Native Americans also joined in the warfare between French Catholics in Canada and English Protestants in New England. With French aid, Catholic Mohawk and Abenaki warriors took revenge on their Puritan enemies. They destroyed English settlements in Maine and, in 1704, attacked the western Massachusetts town of Deerfield, where they killed 48 residents and carried 112 into captivity. In response, New England militia attacked French settlements and, in 1710, joined with British naval forces to seize Port Royal in French Acadia (Nova Scotia). However, a major British–New England expedition against the French stronghold at Quebec, inspired in part by the visit of four Indian “kings” to London, failed miserably.

Stalemated militarily in America, Britain won major territorial and commercial concessions through its victories in Europe.

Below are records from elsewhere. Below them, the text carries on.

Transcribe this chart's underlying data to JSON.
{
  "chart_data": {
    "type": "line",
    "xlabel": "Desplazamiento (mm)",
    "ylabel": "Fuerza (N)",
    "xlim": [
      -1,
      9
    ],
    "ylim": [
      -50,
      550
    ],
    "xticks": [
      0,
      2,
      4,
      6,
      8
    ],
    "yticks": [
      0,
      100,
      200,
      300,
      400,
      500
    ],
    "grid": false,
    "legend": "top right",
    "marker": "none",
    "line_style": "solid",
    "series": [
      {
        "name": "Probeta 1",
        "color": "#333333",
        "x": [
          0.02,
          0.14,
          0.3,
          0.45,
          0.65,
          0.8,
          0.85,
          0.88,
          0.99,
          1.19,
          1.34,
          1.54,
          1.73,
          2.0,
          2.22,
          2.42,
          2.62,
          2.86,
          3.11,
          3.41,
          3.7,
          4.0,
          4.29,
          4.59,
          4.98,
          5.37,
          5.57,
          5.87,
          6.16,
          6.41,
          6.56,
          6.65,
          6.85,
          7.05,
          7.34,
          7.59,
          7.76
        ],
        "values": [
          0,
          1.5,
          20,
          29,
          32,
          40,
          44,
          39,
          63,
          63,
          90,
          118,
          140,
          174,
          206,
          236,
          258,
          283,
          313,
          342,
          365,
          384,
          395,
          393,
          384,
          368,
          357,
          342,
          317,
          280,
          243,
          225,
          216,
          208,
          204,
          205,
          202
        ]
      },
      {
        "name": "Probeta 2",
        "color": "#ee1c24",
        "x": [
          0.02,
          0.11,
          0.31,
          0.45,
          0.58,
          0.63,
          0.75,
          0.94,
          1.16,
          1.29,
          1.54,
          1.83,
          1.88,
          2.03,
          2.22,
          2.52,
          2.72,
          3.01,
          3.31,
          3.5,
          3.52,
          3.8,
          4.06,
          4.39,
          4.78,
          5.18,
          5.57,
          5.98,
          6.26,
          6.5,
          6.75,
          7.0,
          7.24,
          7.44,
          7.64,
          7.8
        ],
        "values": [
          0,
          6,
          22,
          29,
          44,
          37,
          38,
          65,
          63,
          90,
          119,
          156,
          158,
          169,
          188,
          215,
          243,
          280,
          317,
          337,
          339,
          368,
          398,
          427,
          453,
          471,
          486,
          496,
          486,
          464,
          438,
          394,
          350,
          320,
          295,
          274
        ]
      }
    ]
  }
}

In the Treaty of Utrecht (1713), Britain obtained Newfoundland, Acadia, and the Hudson Bay region of northern Canada from France, as well as access through Albany to the western Indian trade. From Spain, Britain acquired the strategic fortress of Gibraltar at the entrance to the Mediterranean and a thirty-year contract to supply slaves to Spanish America. These gains advanced Britain’s quest for commercial supremacy and brought peace to eastern North America for a generation (Map 3.2).